Lavoisier reviendra sur les conclusions sans doute précipitées de cette étude. Le Mémoire sur l'union du principe oxygine avec le fer, fait suite à des Considérations générales sur la dissolution des métaux dans les acides publiées la même année dans les Mémoires de l'Académie dans lesquelles il est plus réservé. Dans ces dernières, il désigne clairement son objectif et rensdeigne sur l'avancement de ses recherches: "L'existence du phlogistique n'est nullement prouvée , et on peut se passer de l'admettre pour expliquer tous les phénomènes de la physique et de la chimie. Mais à ce que j'ai à dire à cet égard n'a point encore atteint son point de maturité, et je suis obligé de rendre compte auparavant des recherches que j'ai faites sur les affinités du principe".
 
 4.  Débrouiller le mystère de la réduction des chaux métalliques.   
 Depuis les expériences qui ont abouti à son mémoire de 1775, Lavoisier sait que le phlogistique de Bergman n’existe pas.  Il a montré  par ses expériences sur l’oxyde de mercure per se  que l’air n’est pas un élément fondamental plus ou moins riche en phlogistique, mais un mélange des deux composants (Marie Christine de la  Souchère , La Recherche février 2011 , p. 93)
« La plupart des chaux métalliques ne se réduisent , c'est-à-dire ne reviennent à l’état de métal que par le contact immédiat d’une matière charbonneuse ou d’une substance quelconque qui contienne ce qu’on nomme le phlogistique. Le charbon qu’on emploie se détruit entièrement dans cette opération, lorsque la dose en est bien proportionnée ; d’où il s’en suit que l‘air qui se dégage des réductions métallique par le charbon n’est pas un être simple ; qu’il est en quelque sorte le résultat de la combinaison du fluide dans l’état d’air fixe on est point en droit d’en conclure qu’il existait dans cet état dans la chaux métallique avant sa combinaison avec le charbon. Ces réflexions m’on fait sentir combien il était essentiel pour débrouiller le mystère de la réduction des chaux métalliques de diriger toutes mes expériences sur celles qui sont réductibles sans addition . Les chaux de fer m’offraient cette propriétés, en effet de toutes celles soit naturelles  soit artificielles, que nous avons exposées au foyer de grands verres ardents, soit de M. le Régent, soit de M. Trudaine,  il n’en est aucune qui n’ait été réduite sans addition…(p.123 du document CNRS)

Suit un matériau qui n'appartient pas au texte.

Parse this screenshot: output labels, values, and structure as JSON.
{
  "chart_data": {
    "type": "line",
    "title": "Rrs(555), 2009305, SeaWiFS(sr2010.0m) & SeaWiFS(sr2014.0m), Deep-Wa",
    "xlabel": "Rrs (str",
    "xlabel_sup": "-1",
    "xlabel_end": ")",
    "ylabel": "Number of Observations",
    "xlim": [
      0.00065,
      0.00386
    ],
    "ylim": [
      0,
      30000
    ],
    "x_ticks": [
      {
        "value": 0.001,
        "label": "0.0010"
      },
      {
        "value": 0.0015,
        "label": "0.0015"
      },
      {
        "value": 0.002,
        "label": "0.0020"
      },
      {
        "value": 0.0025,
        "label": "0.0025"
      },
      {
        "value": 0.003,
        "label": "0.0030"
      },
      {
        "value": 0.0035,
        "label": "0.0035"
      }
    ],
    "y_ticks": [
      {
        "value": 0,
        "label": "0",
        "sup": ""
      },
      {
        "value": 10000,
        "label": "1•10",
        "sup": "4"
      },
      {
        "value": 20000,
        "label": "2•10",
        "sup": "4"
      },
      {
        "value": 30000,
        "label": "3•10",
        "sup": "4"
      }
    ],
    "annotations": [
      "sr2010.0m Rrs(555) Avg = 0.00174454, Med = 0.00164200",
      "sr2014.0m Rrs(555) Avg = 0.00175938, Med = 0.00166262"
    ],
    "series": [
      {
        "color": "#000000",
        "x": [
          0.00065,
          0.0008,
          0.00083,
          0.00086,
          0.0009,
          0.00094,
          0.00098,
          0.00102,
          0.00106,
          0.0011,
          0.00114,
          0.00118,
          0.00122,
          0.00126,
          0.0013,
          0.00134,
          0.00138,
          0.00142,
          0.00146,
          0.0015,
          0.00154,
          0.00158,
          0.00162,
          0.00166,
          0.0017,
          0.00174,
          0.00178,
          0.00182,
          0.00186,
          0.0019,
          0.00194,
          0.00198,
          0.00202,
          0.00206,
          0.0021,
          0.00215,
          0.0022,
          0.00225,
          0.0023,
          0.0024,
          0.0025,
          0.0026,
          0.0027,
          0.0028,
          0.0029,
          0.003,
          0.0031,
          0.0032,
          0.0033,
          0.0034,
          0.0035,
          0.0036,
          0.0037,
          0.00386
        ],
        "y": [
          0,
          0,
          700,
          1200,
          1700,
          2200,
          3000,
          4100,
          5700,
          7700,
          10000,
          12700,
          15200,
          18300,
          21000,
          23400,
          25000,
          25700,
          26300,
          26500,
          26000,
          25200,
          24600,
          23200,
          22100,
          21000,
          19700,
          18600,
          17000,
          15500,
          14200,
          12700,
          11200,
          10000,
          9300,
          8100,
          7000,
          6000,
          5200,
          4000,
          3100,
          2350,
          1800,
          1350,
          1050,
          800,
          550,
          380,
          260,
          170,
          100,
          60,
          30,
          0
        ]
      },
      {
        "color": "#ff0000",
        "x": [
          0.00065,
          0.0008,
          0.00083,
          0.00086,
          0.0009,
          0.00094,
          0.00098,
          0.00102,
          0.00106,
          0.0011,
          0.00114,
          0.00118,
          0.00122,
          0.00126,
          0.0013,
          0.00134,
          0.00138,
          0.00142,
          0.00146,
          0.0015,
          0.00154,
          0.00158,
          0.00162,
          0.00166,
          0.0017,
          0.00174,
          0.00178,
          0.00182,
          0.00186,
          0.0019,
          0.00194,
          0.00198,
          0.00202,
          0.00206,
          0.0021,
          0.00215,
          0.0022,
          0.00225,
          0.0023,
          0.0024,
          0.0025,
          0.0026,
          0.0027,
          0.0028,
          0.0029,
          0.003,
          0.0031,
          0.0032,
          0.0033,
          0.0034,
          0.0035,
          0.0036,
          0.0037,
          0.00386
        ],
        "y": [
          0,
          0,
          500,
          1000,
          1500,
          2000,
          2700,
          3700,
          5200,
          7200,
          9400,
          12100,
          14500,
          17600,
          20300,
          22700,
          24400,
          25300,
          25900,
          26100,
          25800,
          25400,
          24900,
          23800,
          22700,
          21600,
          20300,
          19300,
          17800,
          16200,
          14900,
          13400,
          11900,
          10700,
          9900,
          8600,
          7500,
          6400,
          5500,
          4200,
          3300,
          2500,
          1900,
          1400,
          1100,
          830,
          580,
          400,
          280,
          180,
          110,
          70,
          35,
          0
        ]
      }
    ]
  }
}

Mais ces expériences n’ont pas pu être menées sur les oxydes de fer qui se réduisent plus difficilement que l’oxyde de mercure.  : « Comme ces difficultés tenaient à la nature même du fer, à la qualité réfractaire de ses chaux, et à la difficulté de les réduire sans addition, je les ai regardées comme insurmontables… » (p. 124 du document CNRS)
(Mémoire sur la nature du principe qui se combine avec les métaux pendant leur calcination et qui en augmente le poids. Mémoire lu à la rentrée publique de Pâques 1775, relu le 8 août 1778)  
Débrouiller le mystère de la réduction des chaux métalliques semble donc essentiel à Lavoisier. Il s’agit de répondre au   succès que rencontre  la théorie du phlogistique auprès des hommes de l’art. Grâce au phlogistique,  « Les pratiques minières  et métallurgiques de réduction des minerais  trouvent une explication lumineuse » (Bensaude-Vincent 1993, 80). Pour retransfor­mer en métal  les chaux de fer, il suffit de les chauffer en présence d'une subs­tance riche en phlogistique, du charbon par exemple : l’opéra­tion est courante dans les fonderies pour extraire les métaux du minerai .
Les réactions des hommes de l’art seront quelquefois très vives : à Berlin, l’effigie de Lavoisier sera brûlé en place publique (De la Souchère 2011, 94).   
 En 1783, Lavoisier discute les opinions de Stahl dans des Réflexions sur le phlogistique, pour servir de suite à la théorie de la combustion et de la calcination, publiée en 1777. (Mémoires de l’Académie des sciences,  1783, p. 505).
Le point le plus difficile à argumenter reste  celui de la réduction des chaux métalliques : ce qui s’expliquait facilement dans le cas de l’oxyde rouge de mercure devient beaucoup plus difficile dans le cas de la chaux de fer qui  qui suivant les conditions dans lesquelles est menée la réduction absorbe plus ou moins de moins de phlogistique et donne de la fonte, de l’acier, ou du fer.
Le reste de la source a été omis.